Inelastic O+H collisions and the OI 777nm solar centre-to-limb variation

TL;DR

This study develops a physically-motivated model for inelastic O+H collisions that accurately reproduces the solar centre-to-limb variation of the OI 777 nm triplet, improving oxygen abundance measurements in stellar atmospheres.

Contribution

A new model for inelastic O+H collisional rates using an asymptotic two-electron approach, eliminating the need for calibration and enhancing non-LTE line formation accuracy.

Findings

Reproduces the solar centre-to-limb variation to 0.02 dex

Supports a low solar oxygen abundance of log epsilon_O=8.69

Improves the physical basis of non-LTE oxygen line modeling

Abstract

The OI 777 nm triplet is a key diagnostic of oxygen abundances in the atmospheres of FGK-type stars; however it is sensitive to departures from local thermodynamic equilibrium (LTE).
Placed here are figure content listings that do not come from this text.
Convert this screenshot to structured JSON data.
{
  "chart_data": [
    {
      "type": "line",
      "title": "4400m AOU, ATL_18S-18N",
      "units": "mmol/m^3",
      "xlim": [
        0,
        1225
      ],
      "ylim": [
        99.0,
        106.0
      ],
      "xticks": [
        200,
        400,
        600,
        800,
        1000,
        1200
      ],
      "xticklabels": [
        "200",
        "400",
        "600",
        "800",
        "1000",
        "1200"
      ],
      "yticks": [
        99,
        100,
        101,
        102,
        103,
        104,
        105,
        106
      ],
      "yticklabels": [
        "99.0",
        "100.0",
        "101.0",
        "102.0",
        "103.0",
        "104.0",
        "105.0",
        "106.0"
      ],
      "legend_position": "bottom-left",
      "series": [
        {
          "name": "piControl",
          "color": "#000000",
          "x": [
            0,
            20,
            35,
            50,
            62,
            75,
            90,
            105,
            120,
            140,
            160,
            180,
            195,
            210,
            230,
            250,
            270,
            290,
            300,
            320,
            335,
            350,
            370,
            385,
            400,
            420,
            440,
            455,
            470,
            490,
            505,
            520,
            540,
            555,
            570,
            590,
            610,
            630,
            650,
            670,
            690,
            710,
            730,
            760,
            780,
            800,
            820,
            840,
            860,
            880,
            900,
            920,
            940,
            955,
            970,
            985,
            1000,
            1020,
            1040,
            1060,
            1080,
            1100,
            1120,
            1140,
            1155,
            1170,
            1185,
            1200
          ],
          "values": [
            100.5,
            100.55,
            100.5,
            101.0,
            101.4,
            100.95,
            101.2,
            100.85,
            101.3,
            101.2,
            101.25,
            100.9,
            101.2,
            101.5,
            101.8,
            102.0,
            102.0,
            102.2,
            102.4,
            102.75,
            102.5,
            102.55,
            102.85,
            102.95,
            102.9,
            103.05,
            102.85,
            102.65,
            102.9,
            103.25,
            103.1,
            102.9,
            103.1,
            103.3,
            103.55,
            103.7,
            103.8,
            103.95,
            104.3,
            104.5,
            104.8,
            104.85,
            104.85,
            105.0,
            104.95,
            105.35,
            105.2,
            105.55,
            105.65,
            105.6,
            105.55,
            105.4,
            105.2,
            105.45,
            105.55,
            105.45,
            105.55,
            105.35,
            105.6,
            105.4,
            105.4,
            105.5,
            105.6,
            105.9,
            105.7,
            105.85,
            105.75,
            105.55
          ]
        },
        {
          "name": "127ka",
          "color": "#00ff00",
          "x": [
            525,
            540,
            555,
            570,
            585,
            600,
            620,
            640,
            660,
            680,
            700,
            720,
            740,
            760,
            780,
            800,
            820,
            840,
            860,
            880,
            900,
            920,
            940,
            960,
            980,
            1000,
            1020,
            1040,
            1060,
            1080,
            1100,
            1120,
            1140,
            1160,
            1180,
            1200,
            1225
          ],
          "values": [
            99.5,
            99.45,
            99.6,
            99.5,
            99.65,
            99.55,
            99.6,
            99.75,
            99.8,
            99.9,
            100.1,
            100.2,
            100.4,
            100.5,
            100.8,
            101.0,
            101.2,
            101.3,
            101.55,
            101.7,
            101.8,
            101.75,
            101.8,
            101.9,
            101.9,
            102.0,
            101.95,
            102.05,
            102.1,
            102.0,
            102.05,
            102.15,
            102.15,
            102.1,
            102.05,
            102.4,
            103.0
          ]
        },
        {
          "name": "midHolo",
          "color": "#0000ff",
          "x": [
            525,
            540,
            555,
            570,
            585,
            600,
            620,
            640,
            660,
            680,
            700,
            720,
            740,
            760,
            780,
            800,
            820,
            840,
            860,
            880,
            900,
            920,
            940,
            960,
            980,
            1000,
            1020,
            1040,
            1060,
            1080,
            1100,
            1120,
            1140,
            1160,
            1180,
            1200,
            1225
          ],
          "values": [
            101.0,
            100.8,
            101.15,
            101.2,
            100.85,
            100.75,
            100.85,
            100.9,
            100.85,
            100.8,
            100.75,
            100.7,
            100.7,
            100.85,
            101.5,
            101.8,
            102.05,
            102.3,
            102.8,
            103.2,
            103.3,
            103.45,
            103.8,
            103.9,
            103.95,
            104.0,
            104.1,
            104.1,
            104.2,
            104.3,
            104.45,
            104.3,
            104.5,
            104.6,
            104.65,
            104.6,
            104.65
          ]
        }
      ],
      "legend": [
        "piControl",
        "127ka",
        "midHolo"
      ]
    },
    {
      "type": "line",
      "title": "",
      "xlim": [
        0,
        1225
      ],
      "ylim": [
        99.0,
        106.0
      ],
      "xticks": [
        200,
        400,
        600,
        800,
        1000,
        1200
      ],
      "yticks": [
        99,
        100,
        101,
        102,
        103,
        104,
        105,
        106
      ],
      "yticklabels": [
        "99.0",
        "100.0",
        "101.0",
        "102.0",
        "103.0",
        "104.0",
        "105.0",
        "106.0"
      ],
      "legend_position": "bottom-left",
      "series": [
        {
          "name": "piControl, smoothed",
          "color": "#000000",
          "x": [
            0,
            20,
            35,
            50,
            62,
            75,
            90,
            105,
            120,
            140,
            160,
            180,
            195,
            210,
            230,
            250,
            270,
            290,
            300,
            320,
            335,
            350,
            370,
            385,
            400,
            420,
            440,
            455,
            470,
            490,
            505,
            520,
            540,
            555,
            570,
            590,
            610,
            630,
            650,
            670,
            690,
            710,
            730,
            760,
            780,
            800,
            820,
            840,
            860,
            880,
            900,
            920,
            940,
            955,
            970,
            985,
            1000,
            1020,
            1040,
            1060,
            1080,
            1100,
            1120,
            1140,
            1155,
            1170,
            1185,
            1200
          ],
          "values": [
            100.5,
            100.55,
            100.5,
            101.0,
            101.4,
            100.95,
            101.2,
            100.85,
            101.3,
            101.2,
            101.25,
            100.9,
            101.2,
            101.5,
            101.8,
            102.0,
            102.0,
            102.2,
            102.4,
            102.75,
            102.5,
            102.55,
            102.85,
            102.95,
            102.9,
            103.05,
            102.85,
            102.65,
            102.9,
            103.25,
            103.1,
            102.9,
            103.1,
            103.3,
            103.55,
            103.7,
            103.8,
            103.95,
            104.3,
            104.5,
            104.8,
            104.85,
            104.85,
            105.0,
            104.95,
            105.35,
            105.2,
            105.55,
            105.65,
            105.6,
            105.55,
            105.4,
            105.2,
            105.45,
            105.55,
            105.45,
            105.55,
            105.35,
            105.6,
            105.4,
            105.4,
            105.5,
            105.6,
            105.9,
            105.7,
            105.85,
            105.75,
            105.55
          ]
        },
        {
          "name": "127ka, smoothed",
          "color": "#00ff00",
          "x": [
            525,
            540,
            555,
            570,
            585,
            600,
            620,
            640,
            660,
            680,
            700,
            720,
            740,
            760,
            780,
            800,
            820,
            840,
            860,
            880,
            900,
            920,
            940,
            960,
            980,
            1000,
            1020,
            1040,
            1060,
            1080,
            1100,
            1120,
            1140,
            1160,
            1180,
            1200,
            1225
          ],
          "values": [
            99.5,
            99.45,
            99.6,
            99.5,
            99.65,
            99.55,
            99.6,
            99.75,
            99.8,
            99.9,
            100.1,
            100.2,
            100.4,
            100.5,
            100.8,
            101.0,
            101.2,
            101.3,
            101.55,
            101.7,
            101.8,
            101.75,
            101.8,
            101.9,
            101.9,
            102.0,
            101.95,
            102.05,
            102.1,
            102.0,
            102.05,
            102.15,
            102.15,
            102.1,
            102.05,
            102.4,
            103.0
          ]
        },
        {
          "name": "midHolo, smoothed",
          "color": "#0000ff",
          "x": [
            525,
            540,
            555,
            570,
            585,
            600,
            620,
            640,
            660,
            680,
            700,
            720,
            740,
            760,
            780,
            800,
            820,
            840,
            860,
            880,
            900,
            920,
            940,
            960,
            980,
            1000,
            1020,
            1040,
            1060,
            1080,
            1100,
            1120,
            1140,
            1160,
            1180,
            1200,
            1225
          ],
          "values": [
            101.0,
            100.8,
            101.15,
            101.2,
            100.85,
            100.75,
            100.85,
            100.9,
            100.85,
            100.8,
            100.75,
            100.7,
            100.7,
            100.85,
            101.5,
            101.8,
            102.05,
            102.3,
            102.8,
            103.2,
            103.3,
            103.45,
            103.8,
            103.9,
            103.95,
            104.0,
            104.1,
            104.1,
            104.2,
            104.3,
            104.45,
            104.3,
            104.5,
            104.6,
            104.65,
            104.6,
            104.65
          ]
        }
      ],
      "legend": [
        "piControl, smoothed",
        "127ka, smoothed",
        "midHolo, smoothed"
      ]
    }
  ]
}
The accuracy of non-LTE line formation calculations has hitherto been limited by errors in the inelastic O+H collisional rate coefficients: several recent studies have used the so-called Drawin recipe, albeit with a correction factor $\mathrm{S_{H}}$ that is calibrated to the solar centre-to-limb variation of the triplet. We present a new model oxygen atom that incorporates inelastic O+H collisional rate coefficients using an asymptotic two-electron model based on linear combinations of atomic orbitals, combined with a free electron model, based on the impulse approximation. Using a 3D hydrodynamic stagger model solar atmosphere and 3D non-LTE line formation calculations, we demonstrate that this physically-motivated approach is able to reproduce the solar centre-to-limb variation of the triplet to 0.02 dex, without any calibration of the inelastic collisional rate coefficients or other free parameters. We infer $\log\epsilon_{\mathrm{O}}=8.69\pm0.03$ from the triplet alone, strengthening the case for a low solar oxygen abundance.